Just over two months later, I’m still sad, I’m still relapsing and I’m still having suicidal thoughts, but I know it’s going to be a long, long way to happiness and I’m willing to do whatever it takes to get there. Until I do, I’m doing what I’m passionate about, making people happy, helping teens and kids find a purpose in life.
I’m hoping to share my experience with people to prove that you can overcome whatever it is that has been thrown at you.
I’m also hoping to make teens realize that this part in your life, whether that be high school or middle school, it really is such a small portion in your life. You’re not going to be remembered in five or 10 years for the type of brand names you wore or how you styled your hair, you’ll be remembered for the way you treated people.

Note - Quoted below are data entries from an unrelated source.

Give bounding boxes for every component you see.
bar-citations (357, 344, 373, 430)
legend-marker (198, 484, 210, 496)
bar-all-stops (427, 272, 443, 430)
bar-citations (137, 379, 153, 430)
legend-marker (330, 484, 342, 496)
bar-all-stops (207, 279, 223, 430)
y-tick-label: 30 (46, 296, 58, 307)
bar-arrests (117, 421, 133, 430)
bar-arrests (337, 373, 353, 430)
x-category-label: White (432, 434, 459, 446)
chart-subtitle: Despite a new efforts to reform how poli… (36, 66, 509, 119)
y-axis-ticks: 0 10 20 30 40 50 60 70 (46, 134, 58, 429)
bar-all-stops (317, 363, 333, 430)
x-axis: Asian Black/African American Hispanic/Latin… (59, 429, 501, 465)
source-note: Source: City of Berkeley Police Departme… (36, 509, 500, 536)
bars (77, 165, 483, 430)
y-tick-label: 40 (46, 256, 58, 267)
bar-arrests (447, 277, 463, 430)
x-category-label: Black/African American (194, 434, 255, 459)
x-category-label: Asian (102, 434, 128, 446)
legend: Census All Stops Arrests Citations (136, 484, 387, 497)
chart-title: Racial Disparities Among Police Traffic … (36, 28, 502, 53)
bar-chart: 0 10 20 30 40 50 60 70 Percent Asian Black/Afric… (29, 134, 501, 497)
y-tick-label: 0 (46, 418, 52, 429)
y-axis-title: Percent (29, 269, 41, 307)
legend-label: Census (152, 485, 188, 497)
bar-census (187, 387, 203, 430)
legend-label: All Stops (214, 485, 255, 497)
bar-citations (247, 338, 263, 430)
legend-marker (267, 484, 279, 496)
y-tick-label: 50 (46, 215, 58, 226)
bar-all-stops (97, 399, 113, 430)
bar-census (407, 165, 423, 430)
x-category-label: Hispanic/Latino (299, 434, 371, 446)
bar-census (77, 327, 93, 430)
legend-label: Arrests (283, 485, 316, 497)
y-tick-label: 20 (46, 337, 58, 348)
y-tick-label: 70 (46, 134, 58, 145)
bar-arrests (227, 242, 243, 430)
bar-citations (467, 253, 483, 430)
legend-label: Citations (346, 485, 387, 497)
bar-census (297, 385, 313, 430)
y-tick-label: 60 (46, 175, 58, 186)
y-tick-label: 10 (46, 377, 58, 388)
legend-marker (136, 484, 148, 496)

So, don’t be afraid to stand up. If you’re being bullied, you don’t have to take it.
The community offers so many resources to help you. It will never matter what you’ve said or done, what type of race you are, who you love or what you look like, you do not ever deserve to have someone tear you down.
You do not deserve to have someone bully you. Ever.
You are worth so much in this world. You deserve to have every ounce of respect someone has to offer you and don’t ever settle for less than that.
Bullying can’t be stopped entirely, but we can help not only the victims of bullying but the bullies themselves, because they are human, too. They have feelings and have the right to get help.